A lot of what was working so well on previous albums is wisely continued here. That isn’t to say their sound has stagnated. They do try some new things like the orchestral segment in “Doom Over Dead Man.” The doomish style of  “The Last Stand of Frej” is also a little different than their usual fare. This is a heavier album than Twilight and features some of the fastest, most aggressive songs Amon Amarth has done in a long time. Also, Hegg’s vocals are more raw, deep and guttural than they’ve been in awhile, at times making it harder to follow the lyrics without a sheet (during “Wrath of the Norsemen” his vox wander into grindcore territory at times). This combination of heavier songs and more deathy vocals makes this ever so slightly less accessible and immediate than Twilight but fear not. As always, the element that makes these guys so great is the guitar work and Surtur Rising is another fantastic fret feast. Every song has its huge riff or memorable lead line. This is how melodic death metal is done and I couldn’t ask for anything more.

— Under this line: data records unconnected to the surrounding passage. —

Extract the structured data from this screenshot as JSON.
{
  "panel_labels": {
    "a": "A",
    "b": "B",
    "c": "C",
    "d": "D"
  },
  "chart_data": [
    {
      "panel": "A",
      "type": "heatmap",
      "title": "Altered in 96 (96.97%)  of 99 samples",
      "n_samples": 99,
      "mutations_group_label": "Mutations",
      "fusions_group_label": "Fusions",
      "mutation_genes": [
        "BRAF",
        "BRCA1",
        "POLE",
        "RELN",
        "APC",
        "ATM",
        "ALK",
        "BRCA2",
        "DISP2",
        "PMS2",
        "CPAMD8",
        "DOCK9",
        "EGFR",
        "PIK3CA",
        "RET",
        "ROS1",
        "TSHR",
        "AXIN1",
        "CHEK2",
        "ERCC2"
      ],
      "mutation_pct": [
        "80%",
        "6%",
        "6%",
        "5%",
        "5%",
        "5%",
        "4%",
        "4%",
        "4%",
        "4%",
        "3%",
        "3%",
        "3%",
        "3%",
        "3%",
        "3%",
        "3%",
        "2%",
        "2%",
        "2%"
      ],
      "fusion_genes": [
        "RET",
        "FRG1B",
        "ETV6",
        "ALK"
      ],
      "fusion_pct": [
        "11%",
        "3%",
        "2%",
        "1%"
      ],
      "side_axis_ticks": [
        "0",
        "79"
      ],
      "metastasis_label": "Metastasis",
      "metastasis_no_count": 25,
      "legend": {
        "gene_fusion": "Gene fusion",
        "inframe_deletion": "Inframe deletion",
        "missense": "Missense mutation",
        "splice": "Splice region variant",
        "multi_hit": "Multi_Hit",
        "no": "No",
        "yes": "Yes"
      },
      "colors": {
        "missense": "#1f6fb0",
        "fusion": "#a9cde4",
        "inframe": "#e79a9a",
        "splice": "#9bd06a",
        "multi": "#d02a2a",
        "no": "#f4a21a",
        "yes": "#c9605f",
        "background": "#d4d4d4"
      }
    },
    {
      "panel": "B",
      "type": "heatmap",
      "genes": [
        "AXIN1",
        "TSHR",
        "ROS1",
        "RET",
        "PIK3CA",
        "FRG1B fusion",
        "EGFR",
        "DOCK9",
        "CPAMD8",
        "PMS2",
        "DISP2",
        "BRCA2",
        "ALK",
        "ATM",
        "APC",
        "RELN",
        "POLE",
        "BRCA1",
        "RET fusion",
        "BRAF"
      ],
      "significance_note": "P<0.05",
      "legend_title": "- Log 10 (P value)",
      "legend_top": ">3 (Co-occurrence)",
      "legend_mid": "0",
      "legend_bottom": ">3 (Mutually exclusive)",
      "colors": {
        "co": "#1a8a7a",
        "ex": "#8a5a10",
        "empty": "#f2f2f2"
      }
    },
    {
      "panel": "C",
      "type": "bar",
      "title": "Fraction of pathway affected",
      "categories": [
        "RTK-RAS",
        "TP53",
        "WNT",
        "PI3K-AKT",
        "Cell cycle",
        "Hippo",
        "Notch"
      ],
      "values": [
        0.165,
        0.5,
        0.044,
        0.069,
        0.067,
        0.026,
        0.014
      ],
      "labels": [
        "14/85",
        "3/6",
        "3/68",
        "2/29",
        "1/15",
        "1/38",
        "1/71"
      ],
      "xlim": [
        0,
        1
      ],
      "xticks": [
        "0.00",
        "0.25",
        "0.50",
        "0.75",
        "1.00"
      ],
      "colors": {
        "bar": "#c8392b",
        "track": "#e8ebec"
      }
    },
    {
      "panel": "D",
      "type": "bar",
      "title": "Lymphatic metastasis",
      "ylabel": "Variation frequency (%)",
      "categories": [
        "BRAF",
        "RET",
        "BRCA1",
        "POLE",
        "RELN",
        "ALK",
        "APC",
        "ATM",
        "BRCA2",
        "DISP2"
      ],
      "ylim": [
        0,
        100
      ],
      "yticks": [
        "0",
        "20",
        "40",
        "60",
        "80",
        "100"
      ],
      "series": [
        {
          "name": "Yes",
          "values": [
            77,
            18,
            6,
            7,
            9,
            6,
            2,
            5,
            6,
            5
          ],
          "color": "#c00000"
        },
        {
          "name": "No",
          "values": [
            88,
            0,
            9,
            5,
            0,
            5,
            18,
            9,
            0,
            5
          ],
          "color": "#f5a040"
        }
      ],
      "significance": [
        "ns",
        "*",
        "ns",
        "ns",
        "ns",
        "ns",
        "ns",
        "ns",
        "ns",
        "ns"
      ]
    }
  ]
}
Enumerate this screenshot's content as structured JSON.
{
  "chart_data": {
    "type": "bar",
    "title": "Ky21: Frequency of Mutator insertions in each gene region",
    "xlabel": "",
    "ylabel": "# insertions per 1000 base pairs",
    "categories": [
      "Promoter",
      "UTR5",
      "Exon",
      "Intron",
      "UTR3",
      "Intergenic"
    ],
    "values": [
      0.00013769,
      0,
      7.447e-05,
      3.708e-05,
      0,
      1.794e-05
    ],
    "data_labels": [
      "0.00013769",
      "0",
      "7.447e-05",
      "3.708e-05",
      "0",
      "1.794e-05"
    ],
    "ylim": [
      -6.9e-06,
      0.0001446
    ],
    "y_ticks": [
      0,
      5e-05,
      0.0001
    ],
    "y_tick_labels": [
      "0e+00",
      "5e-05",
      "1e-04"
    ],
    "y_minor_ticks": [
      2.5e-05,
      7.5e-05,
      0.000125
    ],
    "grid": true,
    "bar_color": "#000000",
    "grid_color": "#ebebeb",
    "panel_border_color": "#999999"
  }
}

Another album, another triumph for these dependable viking warlords. This is on par with Twilight of the Thunder God and only a notch below With Oden On Our Side. Are these guys starting to recycle their ideas and sound somewhat? Yes, but so far it’s still working very well and I’m totally OK with it. This is the album I wanted from Amon Amarth and I’d be totally happy with a few more in exactly the same style. Now, build a viking bonfire, celebrate Midvinterblot and rage until your neck feels Thor (yep AMG, I like puns).